Rückte nach dem Ausscheiden von Lars Stindl früh von der linken Abwehrseite ins defensive Mittelfeld. Hatte dort Anteil am Führungstreffer durch Szabolcs Huszti (28.), leitete auf der anderen Seite mit einer ungenauen Kopfballablage aber auch das zweite Gegentor ein (46.). Leistete sich auch sonst viel zu viele Abspielfehler und musste nach einer Stunde raus. Note: 5

Stand erstmals seit dem 26. April dieses Jahres wieder in der Startformation. War von der Körpersprache her – sowohl zunächst auf der rechten Seite als auch nach seinem Wechsel ins zentrale Mittelfeld nach einer Stunde – noch einer der engagiertesten 96-Profis. Spielte häufig Foul und hatte bereits vor der Pause Glück, dass er nicht die Gelbe Karte sah. Note: 4

Er begann sehr engagiert und störte früh, sein einziger Torschuss verfehlte das Ziel aber deutlich (13.). Baute mit zunehmender Spieldauer immer mehr ab und konnte der Elf keine positiven Akzente mehr geben. Note: 4,5

Für den Kapitän war das Nordderby früh beendet. Er ließ sich schon nach einer guten Viertelstunde wegen Problemen an der linken Wade behandeln und musste in der 21. Minute für Sébastien Pocognoli das Feld verlassen. Eine MRT-Untersuchung soll heute Klarheit bringe.
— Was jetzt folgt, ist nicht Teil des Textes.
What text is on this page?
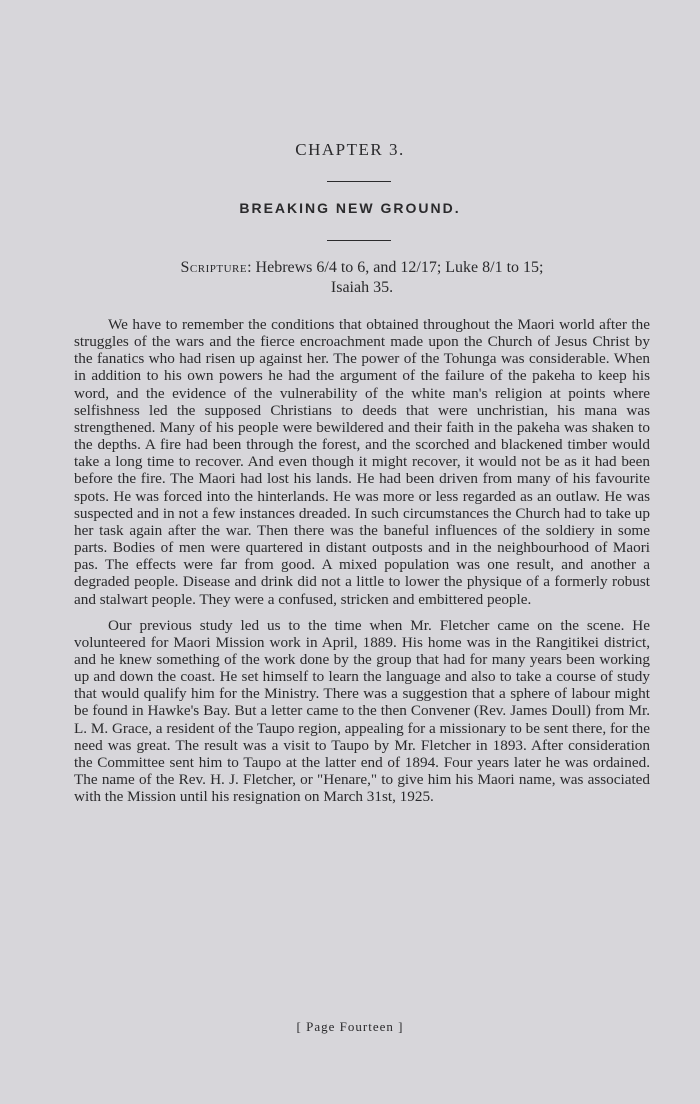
CHAPTER 3.
BREAKING NEW GROUND.
Scripture: Hebrews 6/4 to 6, and 12/17; Luke 8/1 to 15;
Isaiah 35.

We have to remember the conditions that obtained throughout the Maori world after the struggles of the wars and the fierce encroachment made upon the Church of Jesus Christ by the fanatics who had risen up against her. The power of the Tohunga was considerable. When in addition to his own powers he had the argument of the failure of the pakeha to keep his word, and the evidence of the vulnerability of the white man's religion at points where selfishness led the supposed Christians to deeds that were unchristian, his mana was strengthened. Many of his people were bewildered and their faith in the pakeha was shaken to the depths. A fire had been through the forest, and the scorched and blackened timber would take a long time to recover. And even though it might recover, it would not be as it had been before the fire. The Maori had lost his lands. He had been driven from many of his favourite spots. He was forced into the hinterlands. He was more or less regarded as an outlaw. He was suspected and in not a few instances dreaded. In such circumstances the Church had to take up her task again after the war. Then there was the baneful influences of the soldiery in some parts. Bodies of men were quartered in distant outposts and in the neighbourhood of Maori pas. The effects were far from good. A mixed population was one result, and another a degraded people. Disease and drink did not a little to lower the physique of a formerly robust and stalwart people. They were a confused, stricken and embittered people.

Our previous study led us to the time when Mr. Fletcher came on the scene. He volunteered for Maori Mission work in April, 1889. His home was in the Rangitikei district, and he knew something of the work done by the group that had for many years been working up and down the coast. He set himself to learn the language and also to take a course of study that would qualify him for the Ministry. There was a suggestion that a sphere of labour might be found in Hawke's Bay. But a letter came to the then Convener (Rev. James Doull) from Mr. L. M. Grace, a resident of the Taupo region, appealing for a missionary to be sent there, for the need was great. The result was a visit to Taupo by Mr. Fletcher in 1893. After consideration the Committee sent him to Taupo at the latter end of 1894. Four years later he was ordained. The name of the Rev. H. J. Fletcher, or "Henare," to give him his Maori name, was associated with the Mission until his resignation on March 31st, 1925.

[ Page Fourteen ]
Seine beste Aktion hatte der Ungar, als er Tomas Rincon am gegnerischen Strafraum den Ball abluchste und abgeklärt zum 1:0 für die „Roten“ einschob (28.). Danach fiel er aber erneut nur durch schwaches Zweikampfverhalten und harmlose Standardsituationen auf. Note: 4,5

Sollte als hängende Spitze für Ideen sorgen, es blieb aber trotz großem Aufwand oft beim Versuch. Rückte nach einer Stunde auf die rechte Mittelfeldseite und schlug zumindest einige gute Flanken. Note: 4

Der einzige richtige Stürmer hing ohne brauchbare Anspiele wie zuletzt so oft in der Luft. Ein Kopfball war zu harmlos (24.), ein Schuss wurde vom ehemaligen 96er Johan Djourou geblockt (64.). Note: 4,5

Zu Beginn überraschend nur auf der Bank übernahm der Belgier nach 21 Minuten die gewohnte linke Verteidigerposition. Hatte dort mit Maximilian Beister Probleme und verlor vor dem 1:3 den Ball. Note: 5

Der Stürmer kam nach einer Stunde, um für mehr Torgefahr zu sorgen. Hatte aber keine einzige gelungene Aktion. Note: 5

Wurde in der Schlussphase eingewechselt und unterband noch einige Konterchancen.